Dumbledore había manifestado que ése era el recuerdo más importante que había obtenido, pero el muchacho no entendía qué era eso tan significativo. Aquella niebla era rara, desde luego, y también el hecho de que nadie pareciera reparar en ella, pero, por lo demás, no había ocurrido nada salvo que Ryddle había formulado una pregunta y no había recibido respuesta.

—Como quizá hayas deducido —explicó Dumbledore mientras volvía a sentarse a su mesa—, ese recuerdo ha sido alterado.

—¿Alterado? —repitió Harry, y también él se sentó.

—En efecto. El profesor Slughorn ha retocado sus propios recuerdos.

—¿Y por qué iba a hacer eso?

—Creo que porque se avergüenza de lo que recuerda. Ha intentado modificar su memoria para mostrar una imagen mejor de sí mismo, borrando las partes que no quiere que yo vea. Como habrás comprobado, lo ha hecho de un modo muy rudimentario, pero tanto mejor porque eso demuestra que el verdadero recuerdo sigue allí, bajo las alteraciones.

»Y ahora, por primera vez te voy a mandar deberes. Tendrás que convencer al profesor Slughorn de que te revele el recuerdo real, que sin duda tendrá para nosotros una importancia crucial.

Harry lo miró a los ojos.

—No lo entiendo, señor —dijo con el tono más respetuoso de que fue capaz—. Usted no me necesita. Podría utilizar la Legeremancia o el Veritaserum…

—El profesor Slughorn es un mago extremadamente hábil y estará preparado para ambas cosas —replicó Dumbledore—. Es mucho más consumado en Oclumancia que el pobre Morfin Gaunt, y me sorprendería mucho que no llevara encima un antídoto de Veritaserum desde el día que le sonsaqué ese falso recuerdo.

»Opino que sería una tontería intentar arrancarle la verdad por la fuerza, pues eso podría resultar contraproducente; no quiero que se marche de Hogwarts.
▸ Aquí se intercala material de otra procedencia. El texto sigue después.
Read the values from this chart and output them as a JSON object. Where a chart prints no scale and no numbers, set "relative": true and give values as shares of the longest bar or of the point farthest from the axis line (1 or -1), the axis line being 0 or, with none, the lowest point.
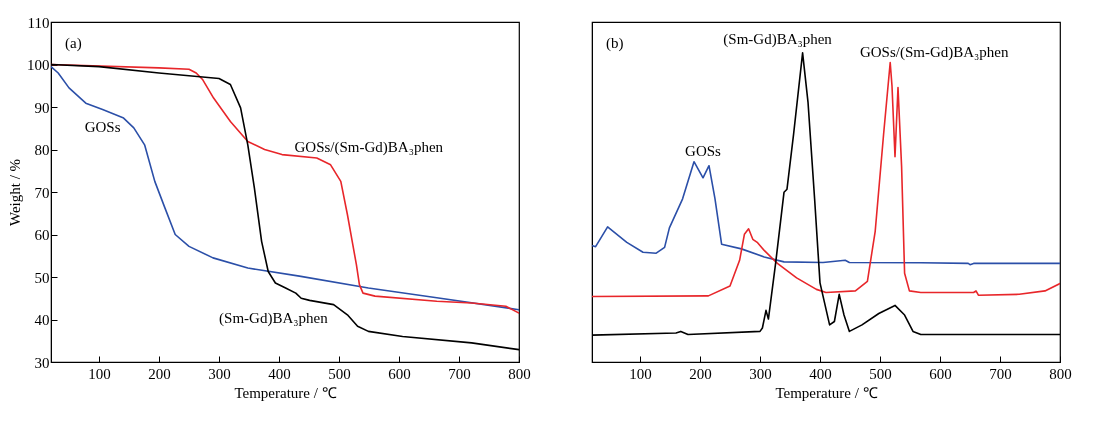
{
  "chart_data": [
    {
      "type": "line",
      "xlabel": "Temperature / ℃",
      "ylabel": "Weight / %",
      "xlim": [
        20,
        800
      ],
      "xticks": [
        100,
        200,
        300,
        400,
        500,
        600,
        700,
        800
      ],
      "ylim": [
        30,
        110
      ],
      "yticks": [
        30,
        40,
        50,
        60,
        70,
        80,
        90,
        100,
        110
      ],
      "grid": false,
      "series": [
        {
          "name": "GOSs",
          "color": "#2b4fa8",
          "x": [
            20,
            32,
            50,
            78,
            106,
            141,
            158,
            176,
            193,
            210,
            227,
            250,
            290,
            348,
            434,
            549,
            663,
            800
          ],
          "values": [
            99.5,
            98,
            94.5,
            90.9,
            89.4,
            87.4,
            85.1,
            81.1,
            72.5,
            66.2,
            60,
            57.2,
            54.5,
            52.1,
            50.2,
            47.4,
            45.1,
            42.3
          ]
        },
        {
          "name": "GOSs/(Sm-Gd)BA₃phen",
          "color": "#e8262a",
          "x": [
            20,
            200,
            250,
            262,
            273,
            291,
            319,
            348,
            376,
            405,
            463,
            486,
            503,
            514,
            523,
            529,
            534,
            540,
            560,
            663,
            721,
            778,
            800
          ],
          "values": [
            100,
            99.2,
            98.9,
            98,
            96.4,
            92.1,
            86.6,
            81.9,
            80,
            78.8,
            78,
            76.4,
            72.5,
            64.7,
            57.6,
            52.9,
            48.2,
            46.2,
            45.5,
            44.3,
            43.9,
            43.1,
            41.5
          ]
        },
        {
          "name": "(Sm-Gd)BA₃phen",
          "color": "#000000",
          "x": [
            20,
            100,
            200,
            300,
            319,
            336,
            348,
            359,
            371,
            382,
            394,
            411,
            428,
            437,
            451,
            491,
            514,
            531,
            549,
            606,
            721,
            800
          ],
          "values": [
            100,
            99.5,
            98,
            96.7,
            95.3,
            89.8,
            81.1,
            70.9,
            58.4,
            51.3,
            48.6,
            47.4,
            46.2,
            45,
            44.5,
            43.5,
            41.1,
            38.4,
            37.2,
            36,
            34.5,
            32.9
          ]
        }
      ],
      "annotations": [
        "(a)"
      ]
    },
    {
      "type": "line",
      "xlabel": "Temperature / ℃",
      "xlim": [
        20,
        800
      ],
      "xticks": [
        100,
        200,
        300,
        400,
        500,
        600,
        700,
        800
      ],
      "relative": true,
      "tick_labels": "x",
      "grid": false,
      "series": [
        {
          "name": "GOSs",
          "color": "#2b4fa8",
          "x": [
            21,
            26,
            46,
            78,
            105,
            127,
            141,
            149,
            171,
            190,
            205,
            215,
            225,
            236,
            269,
            307,
            340,
            405,
            442,
            449,
            568,
            647,
            650,
            656,
            800
          ],
          "values": [
            0.376,
            0.373,
            0.437,
            0.387,
            0.355,
            0.352,
            0.371,
            0.434,
            0.528,
            0.648,
            0.596,
            0.635,
            0.528,
            0.381,
            0.366,
            0.34,
            0.324,
            0.322,
            0.329,
            0.322,
            0.321,
            0.319,
            0.315,
            0.319,
            0.319
          ]
        },
        {
          "name": "GOSs/(Sm-Gd)BA₃phen",
          "color": "#e8262a",
          "x": [
            20,
            214,
            250,
            266,
            274,
            281,
            288,
            296,
            307,
            329,
            361,
            394,
            410,
            459,
            479,
            492,
            506,
            517,
            520,
            525,
            530,
            536,
            541,
            549,
            568,
            656,
            660,
            664,
            732,
            775,
            800
          ],
          "values": [
            0.212,
            0.214,
            0.246,
            0.329,
            0.413,
            0.431,
            0.397,
            0.386,
            0.361,
            0.319,
            0.272,
            0.235,
            0.225,
            0.23,
            0.261,
            0.423,
            0.737,
            0.969,
            0.893,
            0.664,
            0.888,
            0.632,
            0.287,
            0.23,
            0.225,
            0.225,
            0.23,
            0.216,
            0.219,
            0.23,
            0.254
          ]
        },
        {
          "name": "(Sm-Gd)BA₃phen",
          "color": "#000000",
          "x": [
            20,
            160,
            168,
            180,
            300,
            304,
            310,
            314,
            326,
            340,
            345,
            356,
            371,
            380,
            391,
            400,
            416,
            424,
            432,
            440,
            449,
            470,
            498,
            525,
            541,
            555,
            568,
            800
          ],
          "values": [
            0.087,
            0.094,
            0.099,
            0.089,
            0.099,
            0.11,
            0.167,
            0.139,
            0.319,
            0.549,
            0.559,
            0.737,
            1.0,
            0.841,
            0.528,
            0.256,
            0.12,
            0.131,
            0.219,
            0.152,
            0.099,
            0.12,
            0.157,
            0.183,
            0.152,
            0.099,
            0.089,
            0.089
          ]
        }
      ],
      "annotations": [
        "(b)"
      ]
    }
  ]
}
Sin embargo, tiene su punto débil, como todos nosotros, y creo que tú eres la persona adecuada para minar sus defensas. Es fundamental que conservemos el recuerdo real, Harry. Hasta qué punto es importante sólo lo sabremos cuando lo hayamos visto. Así que buena suerte… y buenas noches.

Un tanto sorprendido por esa despedida tan brusca, Harry se puso rápidamente en pie.

—Buenas noches, señor.

Cuando cerró la puerta tras él, oyó con claridad a Phineas Nigellus diciendo:

—No entiendo por qué el chico puede hacerlo mejor que usted, Dumbledore.

—No espero que lo entiendas, Phineas —replicó Dumbledore, y Fawkes emitió otro débil y melodioso lamento.